Cette technique de production intensive, connue depuis un an environ par le monde apicole, a été créée et mise au point par le R. P. Dugat, auquel nous devons savoir gré d’avoir divulgué sa découverte dans une brochure, dont la diffusion prouve le succès de cette méthode, que beaucoup d’apiculteurs trouvent révolutionnaire. Nous donnerons, dans cet article, un résumé succinct de la technique du gratte-ciel.

Au printemps, plusieurs colonies, gardant chacune leur reine, sont superposées, séparées par des grilles à reines et nourries. Le couvain est dédoublé pour permettre une ponte libre. Orphelinage dès la miellée, ce qui libère les abeilles pour la récolte. Remérage au bout d’un mois, vers la fin de la récolte.

Les colonies étant superposées, on profite des avantages suivants : le développement du couvain est très rapide grâce à une température régulière à l’intérieur ; il est proportionnel au nombre de colonies superposées, les plus hautes ayant un couvain à accroissement plus rapide.

Les essaims se rendent service mutuellement.

L’orphelinage oblige les essaims à ne s’occuper de la reconstitution que d’un seul nid à couvain, d’où peu de pollen ramassé.

Il met les abeilles dans les mêmes conditions que dans l’essaimage naturel, en profitant des avantages de l’arrêt de la ponte, tout en évitant les inconvénients de la perte de butineuses.

Les jeunes abeilles, destinées à l’élevage du couvain, sont libérées et deviennent butineuses plus tôt ; ce qui, avec la fusion des colonies, donne une masse imposante de butineuses qui n’ont qu’un seul but : la récolte.

Aussi ne faut-il pas s’étonner des résultats extraordinaires que certains ont obtenu avec cette méthode : 300 kilogrammes de miel avec un gratte-ciel de quatre reines.

D’après les principes exposés dans la brochure du P. Dugat, le rendement en miel des colonies superposées s’obtient en multipliant par deux le nombre de reines du gratte-ciel.

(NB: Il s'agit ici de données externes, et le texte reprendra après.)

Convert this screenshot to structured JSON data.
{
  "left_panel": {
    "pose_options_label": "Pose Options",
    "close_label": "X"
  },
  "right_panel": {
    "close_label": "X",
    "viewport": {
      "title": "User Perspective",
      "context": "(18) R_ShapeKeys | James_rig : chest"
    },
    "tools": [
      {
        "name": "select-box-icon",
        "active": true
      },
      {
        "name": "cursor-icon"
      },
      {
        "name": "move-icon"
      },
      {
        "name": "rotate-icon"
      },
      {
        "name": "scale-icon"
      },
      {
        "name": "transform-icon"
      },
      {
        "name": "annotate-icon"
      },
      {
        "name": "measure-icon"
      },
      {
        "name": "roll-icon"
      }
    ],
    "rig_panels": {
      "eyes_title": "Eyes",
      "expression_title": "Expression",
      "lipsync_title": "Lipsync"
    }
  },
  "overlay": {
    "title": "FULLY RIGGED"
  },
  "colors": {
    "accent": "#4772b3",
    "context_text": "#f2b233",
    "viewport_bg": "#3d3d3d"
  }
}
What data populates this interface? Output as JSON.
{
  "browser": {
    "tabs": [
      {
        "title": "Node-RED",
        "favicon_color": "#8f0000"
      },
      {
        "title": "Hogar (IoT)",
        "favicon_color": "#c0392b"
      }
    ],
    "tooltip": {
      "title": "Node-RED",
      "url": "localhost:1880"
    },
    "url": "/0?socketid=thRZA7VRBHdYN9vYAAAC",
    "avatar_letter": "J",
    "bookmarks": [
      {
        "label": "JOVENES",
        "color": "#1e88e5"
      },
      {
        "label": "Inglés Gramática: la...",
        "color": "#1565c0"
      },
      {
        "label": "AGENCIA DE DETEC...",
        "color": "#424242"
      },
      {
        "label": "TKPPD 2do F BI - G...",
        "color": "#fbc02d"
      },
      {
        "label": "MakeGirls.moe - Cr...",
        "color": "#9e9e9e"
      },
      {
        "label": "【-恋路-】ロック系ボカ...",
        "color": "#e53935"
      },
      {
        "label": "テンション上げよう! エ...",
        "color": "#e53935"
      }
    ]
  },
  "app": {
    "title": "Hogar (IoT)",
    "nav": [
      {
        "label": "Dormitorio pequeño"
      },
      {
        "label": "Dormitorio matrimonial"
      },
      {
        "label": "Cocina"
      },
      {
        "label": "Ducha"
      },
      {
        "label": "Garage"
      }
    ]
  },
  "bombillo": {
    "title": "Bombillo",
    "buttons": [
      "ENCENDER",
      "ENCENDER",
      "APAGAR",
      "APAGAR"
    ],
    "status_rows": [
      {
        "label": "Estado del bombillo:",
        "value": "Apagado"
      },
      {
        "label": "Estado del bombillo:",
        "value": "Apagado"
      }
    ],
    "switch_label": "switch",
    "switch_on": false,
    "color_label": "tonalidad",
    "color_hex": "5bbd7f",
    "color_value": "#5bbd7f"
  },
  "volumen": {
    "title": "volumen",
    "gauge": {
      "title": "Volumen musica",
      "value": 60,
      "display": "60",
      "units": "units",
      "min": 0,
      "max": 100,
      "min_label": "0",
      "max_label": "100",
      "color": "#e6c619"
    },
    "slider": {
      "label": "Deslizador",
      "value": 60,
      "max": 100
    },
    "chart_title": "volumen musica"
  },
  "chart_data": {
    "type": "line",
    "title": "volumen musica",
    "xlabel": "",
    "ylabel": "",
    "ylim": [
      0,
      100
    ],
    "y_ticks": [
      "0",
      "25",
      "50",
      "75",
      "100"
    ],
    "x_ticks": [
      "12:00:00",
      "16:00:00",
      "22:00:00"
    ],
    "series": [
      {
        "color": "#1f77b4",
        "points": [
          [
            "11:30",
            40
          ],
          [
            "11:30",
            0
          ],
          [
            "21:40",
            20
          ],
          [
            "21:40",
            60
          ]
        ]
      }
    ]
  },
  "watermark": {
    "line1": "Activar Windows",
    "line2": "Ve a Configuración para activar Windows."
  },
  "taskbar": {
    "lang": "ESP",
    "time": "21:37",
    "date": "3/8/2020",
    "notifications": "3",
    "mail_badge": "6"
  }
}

Ainsi un gratte-ciel de trois reines rapporte 3 X 2 = six fois plus que trois ruches séparées ne produisent ensemble.

Exemple concret : trois ruches ordinaires donnent 10 kilogrammes chacune, ce qui fait 30 kilogrammes. Pour la même période, le gratte-ciel à trois reines rapportera 30 x 6 = 180 kilogrammes.

Il est bon de ne pas dépasser le nombre de quatre reines par gratte-ciel pour ne pas trop compliquer les opérations.

Évidemment, la proportion ci-dessus n’est pas toujours mathématiquement réalisée, certains obstacles pouvant survenir : accidents de reines, pluies persistantes, froid prolongé. De toute façon, le rendement du gratte-ciel ne peut se comparer avec celui des ruches ordinaires.

Selon le but envisagé, cette méthode permet les trois opérations apicoles suivantes : récolte du miel, essaimage artificiel, élevage de reines. Inutile de dire qu’il est nécessaire d’avoir un matériel interchangeable : corps de ruches, cadres ...

L’inventeur de la méthode, le R. P. Dugat, a mis au point une ruche, la Dugat-standard, qui facilite beaucoup les opérations. En particulier, elle évite la recherche des reines, point délicat pour certains.

Voici, en résumé, les opérations à effectuer pour la production du miel avec un gratte-ciel en supposant une miellée unique en mai-juin.

Marquer les reines au début de la saison, en mars.

15 mars. — À la floraison des arbres fruitiers, superposer les ruches, mettre une grille à reine entre chaque corps. Asperger chaque colonie avec un sirop parfumé pour faciliter les réunions. Stimuler la ponte avec du sirop.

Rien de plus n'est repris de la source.